One Backbone member has told us “Celebs saying it's not ok is fine but the problem here lies after we realise it's not ok...then what. Suffer worse. I almost thought life back with the ex wasn't that bad when the daily crap from court, legal, social agencies, attitudes is sinking woman and families. Living in flight or fight sucks! All because we said 'it's not ok' “

Deborah Mackenzie suggests “If we are to encourage more women to report and reach out for help , we need to make sure the system keeps them safe and supports them and their children. Backbone is asking women if the system made them safer. Women are telling us it definitely did not. Violence against women and children is an election issue – New Zealanders need to ask questions about whether government is aware of these system failures and what it plans to do about them. No amount of summits, background papers or data workshops are going to fix this broken system. It’s time for an independent investigation.

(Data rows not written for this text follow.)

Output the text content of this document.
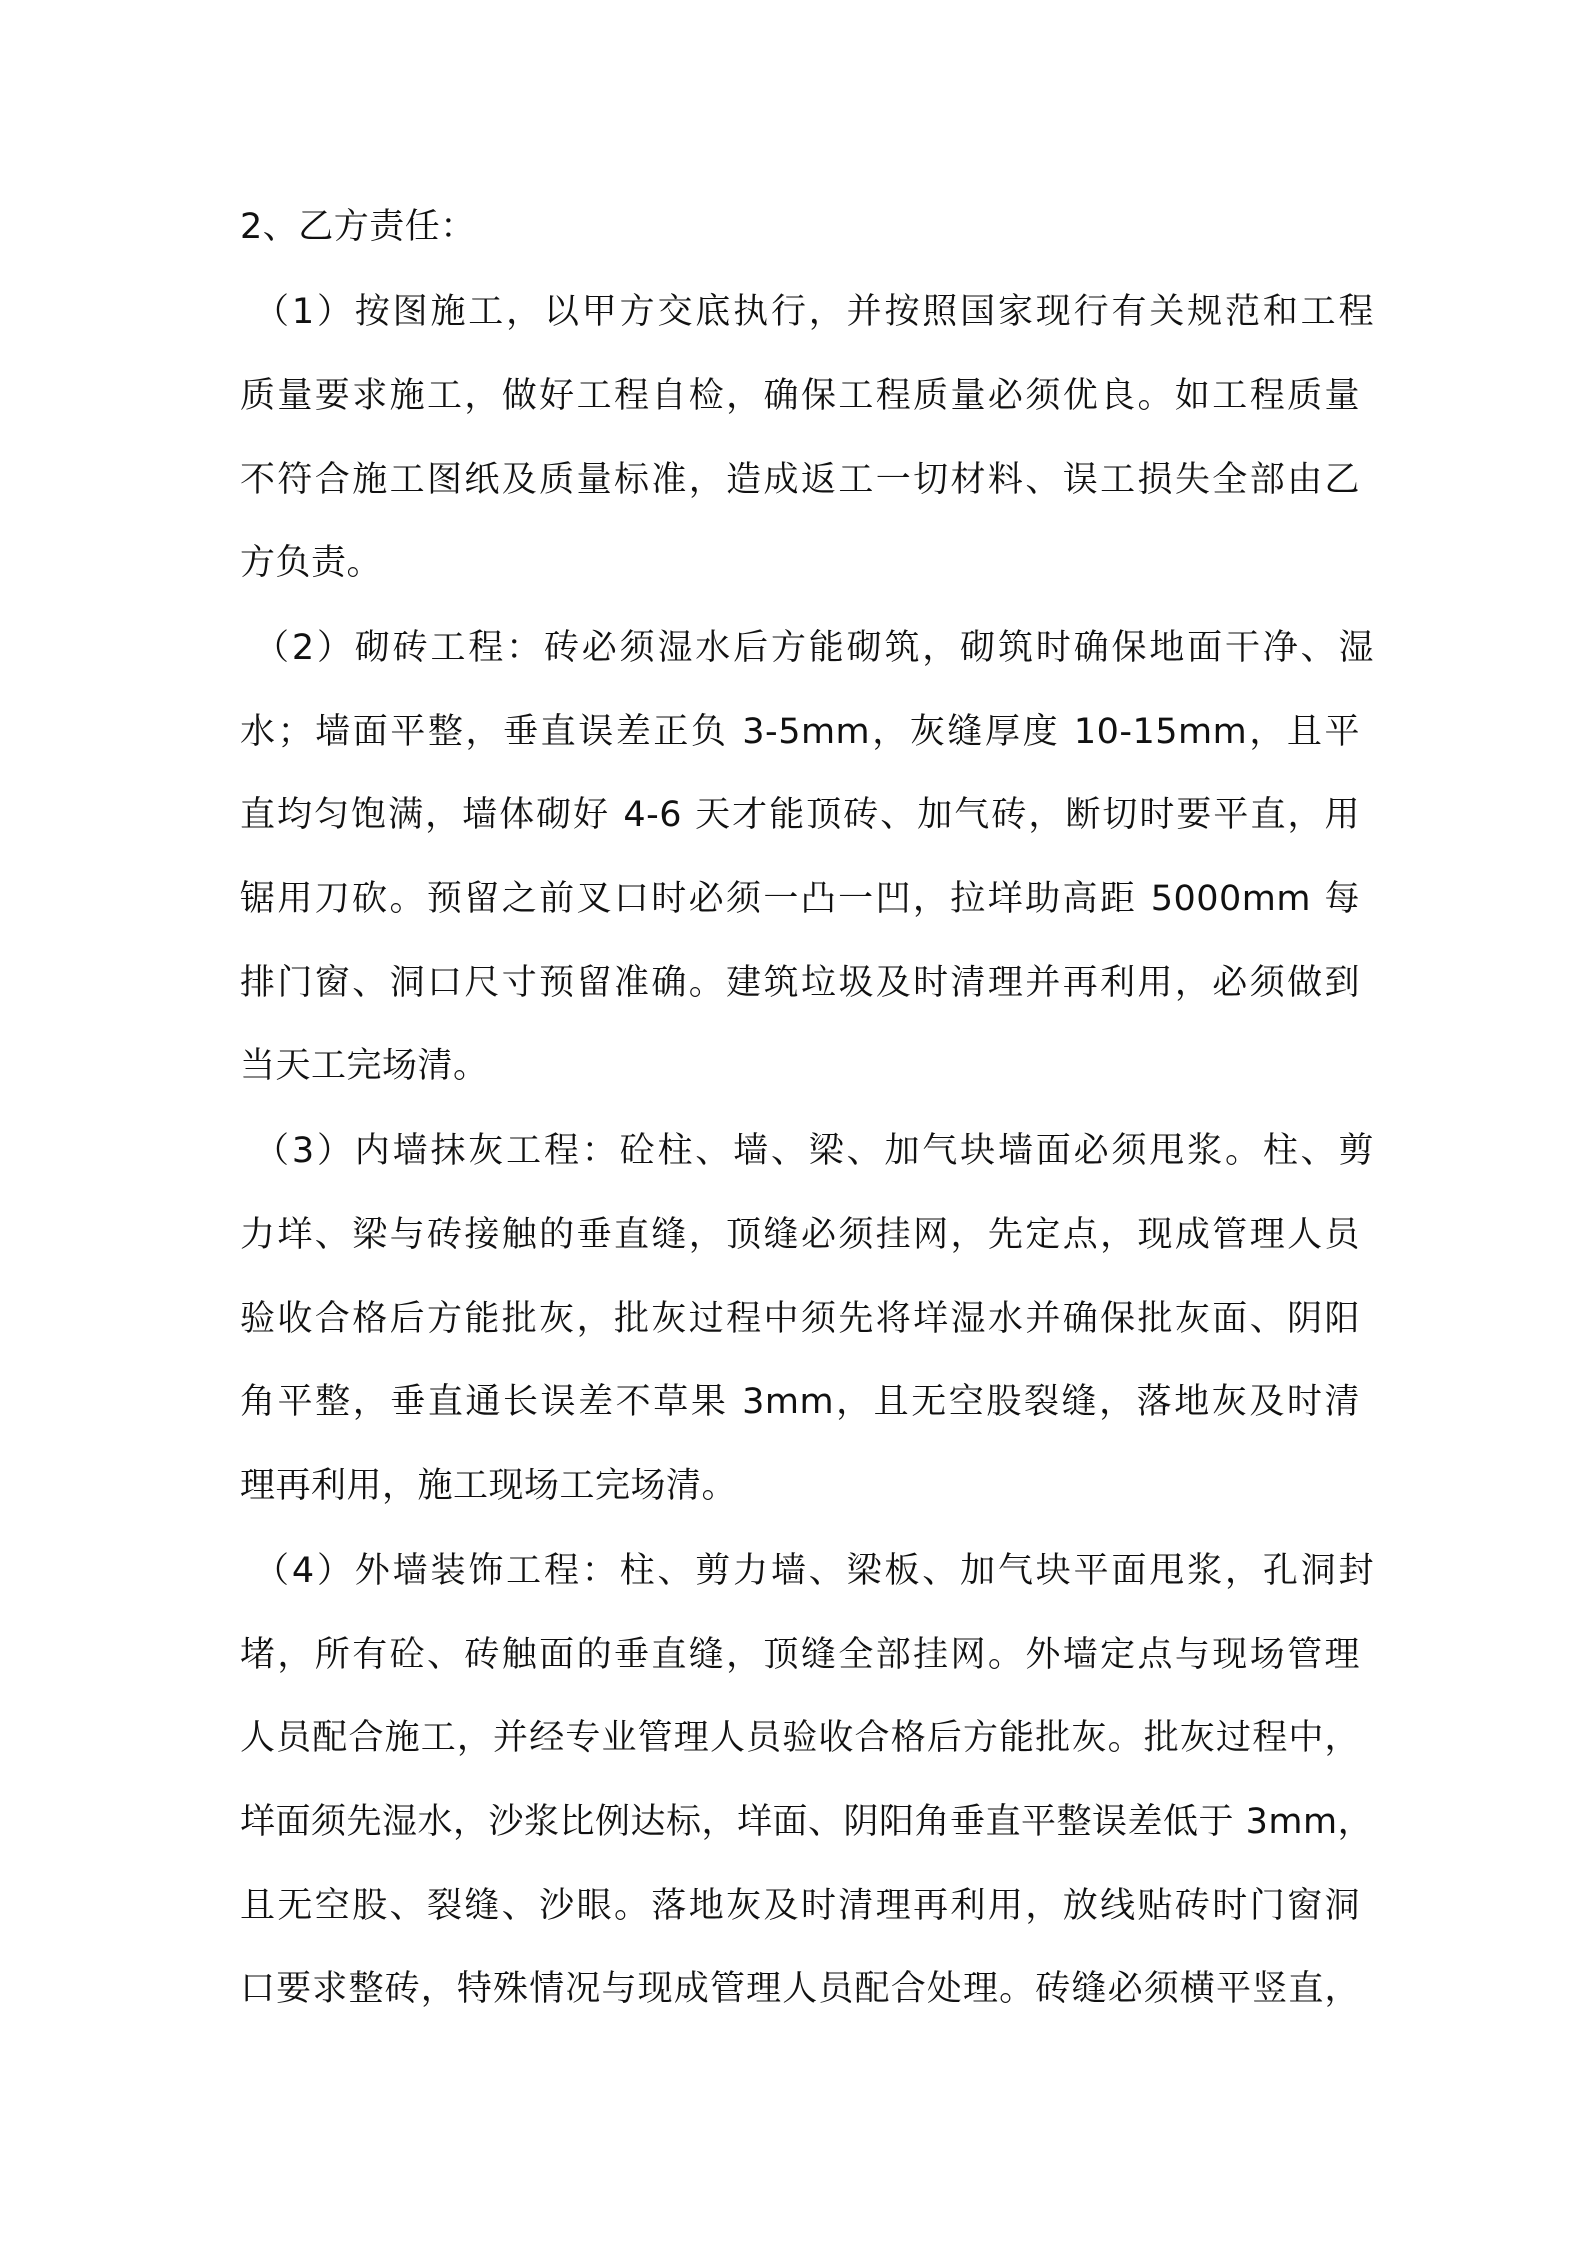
2、乙方责任：
（1）按图施工，以甲方交底执行，并按照国家现行有关规范和工程
质量要求施工，做好工程自检，确保工程质量必须优良。如工程质量
不符合施工图纸及质量标准，造成返工一切材料、误工损失全部由乙
方负责。
（2）砌砖工程：砖必须湿水后方能砌筑，砌筑时确保地面干净、湿
水；墙面平整，垂直误差正负 3-5mm，灰缝厚度 10-15mm，且平
直均匀饱满，墙体砌好 4-6 天才能顶砖、加气砖，断切时要平直，用
锯用刀砍。预留之前叉口时必须一凸一凹，拉垟助高距 5000mm 每
排门窗、洞口尺寸预留准确。建筑垃圾及时清理并再利用，必须做到
当天工完场清。
（3）内墙抹灰工程：砼柱、墙、梁、加气块墙面必须甩浆。柱、剪
力垟、梁与砖接触的垂直缝，顶缝必须挂网，先定点，现成管理人员
验收合格后方能批灰，批灰过程中须先将垟湿水并确保批灰面、阴阳
角平整，垂直通长误差不草果 3mm，且无空股裂缝，落地灰及时清
理再利用，施工现场工完场清。
（4）外墙装饰工程：柱、剪力墙、梁板、加气块平面甩浆，孔洞封
堵，所有砼、砖触面的垂直缝，顶缝全部挂网。外墙定点与现场管理
人员配合施工，并经专业管理人员验收合格后方能批灰。批灰过程中，
垟面须先湿水，沙浆比例达标，垟面、阴阳角垂直平整误差低于 3mm，
且无空股、裂缝、沙眼。落地灰及时清理再利用，放线贴砖时门窗洞
口要求整砖，特殊情况与现成管理人员配合处理。砖缝必须横平竖直，
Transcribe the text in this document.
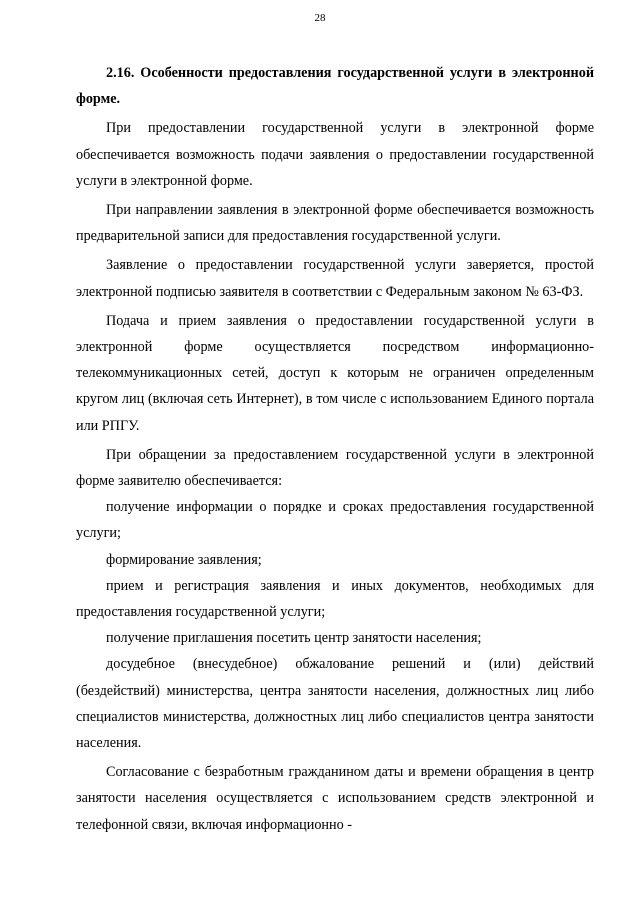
28

2.16. Особенности предоставления государственной услуги в электронной форме.

При предоставлении государственной услуги в электронной форме обеспечивается возможность подачи заявления о предоставлении государственной услуги в электронной форме.

При направлении заявления в электронной форме обеспечивается возможность предварительной записи для предоставления государственной услуги.

Заявление о предоставлении государственной услуги заверяется, простой электронной подписью заявителя в соответствии с Федеральным законом № 63-ФЗ.

Подача и прием заявления о предоставлении государственной услуги в электронной форме осуществляется посредством информационно-телекоммуникационных сетей, доступ к которым не ограничен определенным кругом лиц (включая сеть Интернет), в том числе с использованием Единого портала или РПГУ.

При обращении за предоставлением государственной услуги в электронной форме заявителю обеспечивается:

получение информации о порядке и сроках предоставления государственной услуги;

формирование заявления;

прием и регистрация заявления и иных документов, необходимых для предоставления государственной услуги;

получение приглашения посетить центр занятости населения;

досудебное (внесудебное) обжалование решений и (или) действий (бездействий) министерства, центра занятости населения, должностных лиц либо специалистов министерства, должностных лиц либо специалистов центра занятости населения.

Согласование с безработным гражданином даты и времени обращения в центр занятости населения осуществляется с использованием средств электронной и телефонной связи, включая информационно -
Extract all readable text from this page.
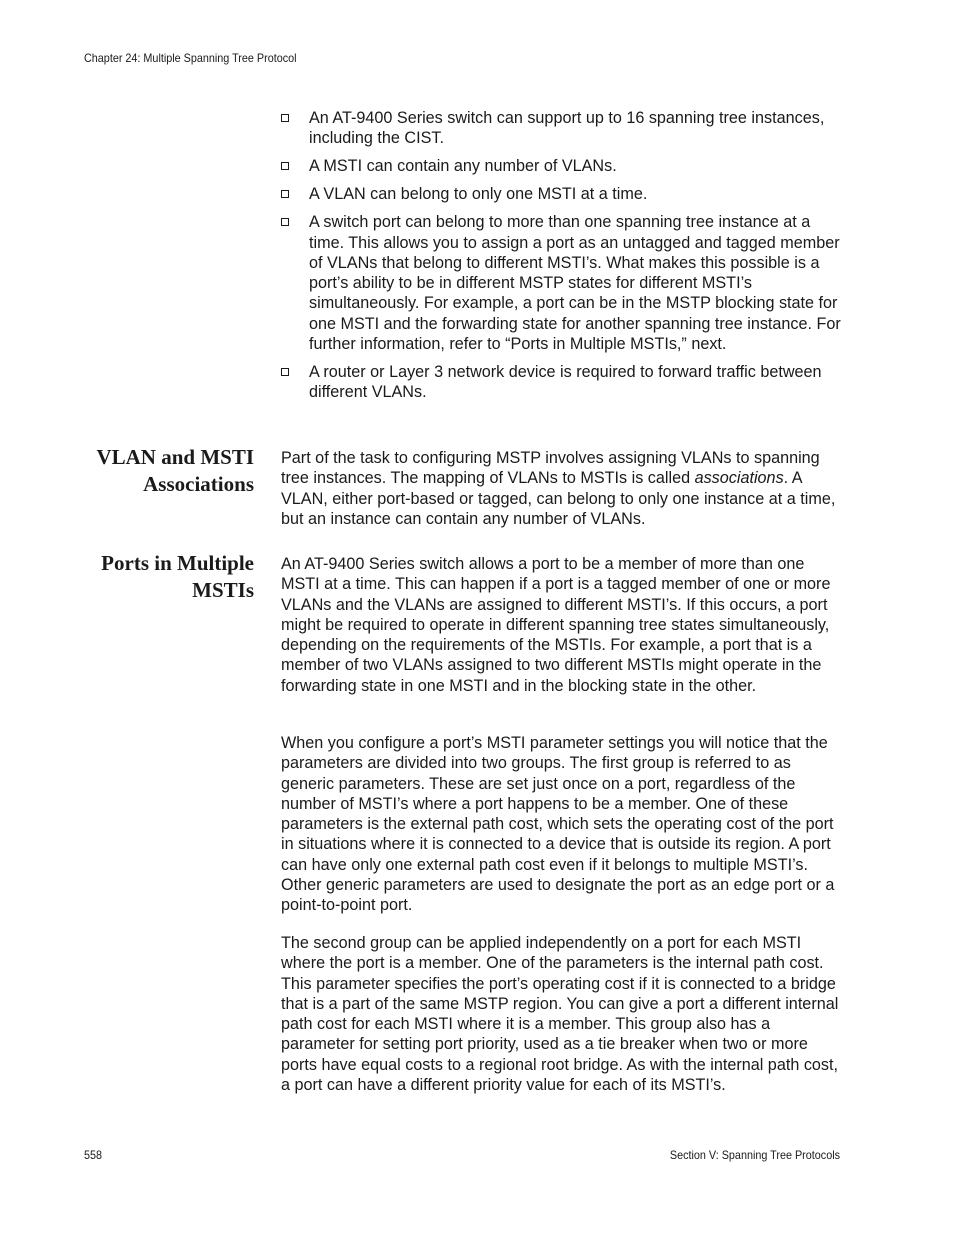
Chapter 24: Multiple Spanning Tree Protocol
An AT-9400 Series switch can support up to 16 spanning tree instances, including the CIST.
A MSTI can contain any number of VLANs.
A VLAN can belong to only one MSTI at a time.
A switch port can belong to more than one spanning tree instance at a time. This allows you to assign a port as an untagged and tagged member of VLANs that belong to different MSTI’s. What makes this possible is a port’s ability to be in different MSTP states for different MSTI’s simultaneously. For example, a port can be in the MSTP blocking state for one MSTI and the forwarding state for another spanning tree instance. For further information, refer to “Ports in Multiple MSTIs,” next.
A router or Layer 3 network device is required to forward traffic between different VLANs.
VLAN and MSTI
Associations

Part of the task to configuring MSTP involves assigning VLANs to spanning tree instances. The mapping of VLANs to MSTIs is called associations. A VLAN, either port-based or tagged, can belong to only one instance at a time, but an instance can contain any number of VLANs.

Ports in Multiple
MSTIs

An AT-9400 Series switch allows a port to be a member of more than one MSTI at a time. This can happen if a port is a tagged member of one or more VLANs and the VLANs are assigned to different MSTI’s. If this occurs, a port might be required to operate in different spanning tree states simultaneously, depending on the requirements of the MSTIs. For example, a port that is a member of two VLANs assigned to two different MSTIs might operate in the forwarding state in one MSTI and in the blocking state in the other.

When you configure a port’s MSTI parameter settings you will notice that the parameters are divided into two groups. The first group is referred to as generic parameters. These are set just once on a port, regardless of the number of MSTI’s where a port happens to be a member. One of these parameters is the external path cost, which sets the operating cost of the port in situations where it is connected to a device that is outside its region. A port can have only one external path cost even if it belongs to multiple MSTI’s. Other generic parameters are used to designate the port as an edge port or a point-to-point port.

The second group can be applied independently on a port for each MSTI where the port is a member. One of the parameters is the internal path cost. This parameter specifies the port’s operating cost if it is connected to a bridge that is a part of the same MSTP region. You can give a port a different internal path cost for each MSTI where it is a member. This group also has a parameter for setting port priority, used as a tie breaker when two or more ports have equal costs to a regional root bridge. As with the internal path cost, a port can have a different priority value for each of its MSTI’s.

558	Section V: Spanning Tree Protocols
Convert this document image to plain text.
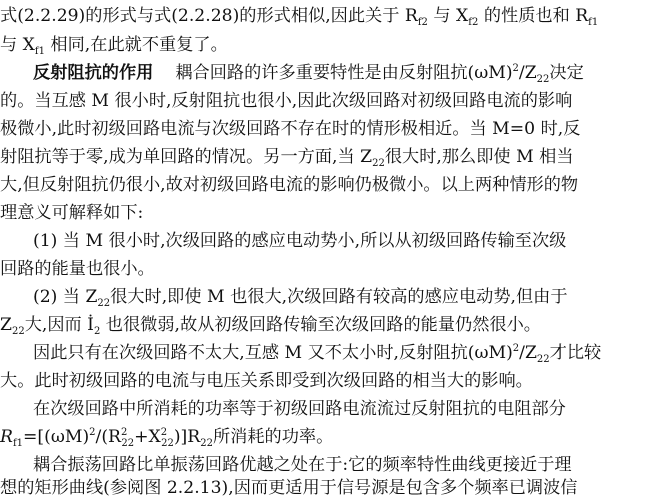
式(2.2.29)的形式与式(2.2.28)的形式相似,因此关于 $R_{f2}$ 与 $X_{f2}$ 的性质也和 $R_{f1}$
与 $X_{f1}$ 相同,在此就不重复了。
反射阻抗的作用 耦合回路的许多重要特性是由反射阻抗$(\omega M)^2/Z_{22}$决定
的。当互感 M 很小时,反射阻抗也很小,因此次级回路对初级回路电流的影响
极微小,此时初级回路电流与次级回路不存在时的情形极相近。当 M=0 时,反
射阻抗等于零,成为单回路的情况。另一方面,当 $Z_{22}$很大时,那么即使 M 相当
大,但反射阻抗仍很小,故对初级回路电流的影响仍极微小。以上两种情形的物
理意义可解释如下:
(1) 当 M 很小时,次级回路的感应电动势小,所以从初级回路传输至次级
回路的能量也很小。
(2) 当 $Z_{22}$很大时,即使 M 也很大,次级回路有较高的感应电动势,但由于
$Z_{22}$大,因而 $İ_2$ 也很微弱,故从初级回路传输至次级回路的能量仍然很小。
因此只有在次级回路不太大,互感 M 又不太小时,反射阻抗$(\omega M)^2/Z_{22}$才比较
大。此时初级回路的电流与电压关系即受到次级回路的相当大的影响。
在次级回路中所消耗的功率等于初级回路电流流过反射阻抗的电阻部分
$R_{f1}=[(\omega M)^2/(R^2_{22}+X^2_{22})]R_{22}$所消耗的功率。
耦合振荡回路比单振荡回路优越之处在于:它的频率特性曲线更接近于理
想的矩形曲线(参阅图 2.2.13),因而更适用于信号源是包含多个频率已调波信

We need an urgent Royal Commission of Inquiry into the Family Court. “

One Backbone member sums up the issues succinctly in her heat braking experience

“My partner was so violent he beat me while I was pregnant and punched me in the head while I was breastfeeding our newborn. When I cut all contact with him he took me to court and has access to our child. I tried stop it and the judge said if I continue not making my child available to his father my child could become a ward of the state. I can’t believe I could lose my child trying to protect them. CYFS, refuge and the police helped me free myself from my partner and the court turned it all upside down.”